Expanding Immunotherapy to Esophageal Cancer

The FDA has expanded the use of the immunotherapeutic pembrolizumab to treat certain patients with esophageal cancer.

Source: Nephron – Wikimedia Commons

The U.S. Food and Drug Administration (FDA) recently approved expanding the use of pembrolizumab (Keytruda), a type of immunotherapeutic called a checkpoint inhibitor, to include the treatment of certain patients with esophageal cancer.

Pembrolizumab is intended for treating patients who have recurrent, locally advanced, or metastatic squamous cell carcinoma of the esophagus that tests positive for PD-L1 protein and that has progressed despite treatment with at least one other systemic therapeutic (meaning a treatment that travels through the bloodstream, reaching and affecting cells all over the body, after being taken by mouth or infused into the bloodstream).

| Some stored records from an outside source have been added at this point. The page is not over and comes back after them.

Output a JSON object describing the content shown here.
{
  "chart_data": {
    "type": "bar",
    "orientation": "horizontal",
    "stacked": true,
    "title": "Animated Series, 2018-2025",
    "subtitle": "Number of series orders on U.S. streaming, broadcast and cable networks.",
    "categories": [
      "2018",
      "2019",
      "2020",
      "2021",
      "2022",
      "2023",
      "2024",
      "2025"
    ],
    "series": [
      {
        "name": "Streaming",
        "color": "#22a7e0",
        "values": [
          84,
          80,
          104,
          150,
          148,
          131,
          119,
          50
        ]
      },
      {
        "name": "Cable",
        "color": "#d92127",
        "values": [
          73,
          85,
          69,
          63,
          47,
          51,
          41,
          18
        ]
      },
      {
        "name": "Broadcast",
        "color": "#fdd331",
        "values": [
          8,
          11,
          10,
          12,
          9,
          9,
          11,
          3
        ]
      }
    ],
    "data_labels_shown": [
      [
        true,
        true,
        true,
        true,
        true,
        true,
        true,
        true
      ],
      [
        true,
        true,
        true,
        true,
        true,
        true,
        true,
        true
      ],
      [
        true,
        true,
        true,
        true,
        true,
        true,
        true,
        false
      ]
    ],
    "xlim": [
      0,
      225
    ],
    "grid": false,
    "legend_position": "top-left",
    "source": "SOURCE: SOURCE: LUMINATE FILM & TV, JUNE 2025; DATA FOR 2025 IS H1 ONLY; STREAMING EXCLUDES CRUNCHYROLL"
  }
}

Esophageal cancer accounts for about 1 percent of all new cancer cases diagnosed each year in the United States. In 2019, it is expected that 17,650 people will receive an esophageal cancer diagnosis and 16,080 people will die from the disease.

Squamous cell carcinoma is one of the most common types of esophageal cancer. It can arise throughout the esophagus, which is the tube that connects the throat to the stomach.

The approval of pembrolizumab for PD-L1–positive squamous cell carcinoma of the esophagus was based on results from one phase II and one phase III clinical trial. In the phase III clinical trial, median overall survival among patients with PD-L1–positive squamous cell carcinoma of the esophagus who received pembrolizumab was 10.3 months, compared with 6.7 months among those patients who received placebo. In the phase II trial, 20 percent of patients had partial tumor shrinkage after receiving pembrolizumab. Tumor shrinkage lasted 12 months or longer for 57 percent of these patients.

Pembrolizumab works by releasing a brake called PD-1 on cancer-fighting immune cells called T cells. Because it targets the immune system and not molecules specific to a particular cancer, it has relatively broad utility in the treatment of cancer.

Pembrolizumab was first approved by the FDA in September 2014, for treating melanoma. Since then, it has been approved for treating 11 other types of cancer, including esophageal cancer, and for treating patients with any type of solid tumor that is characterized by the presence of specific biomarkers known as microsatellite instability–high or mismatch repair–deficient.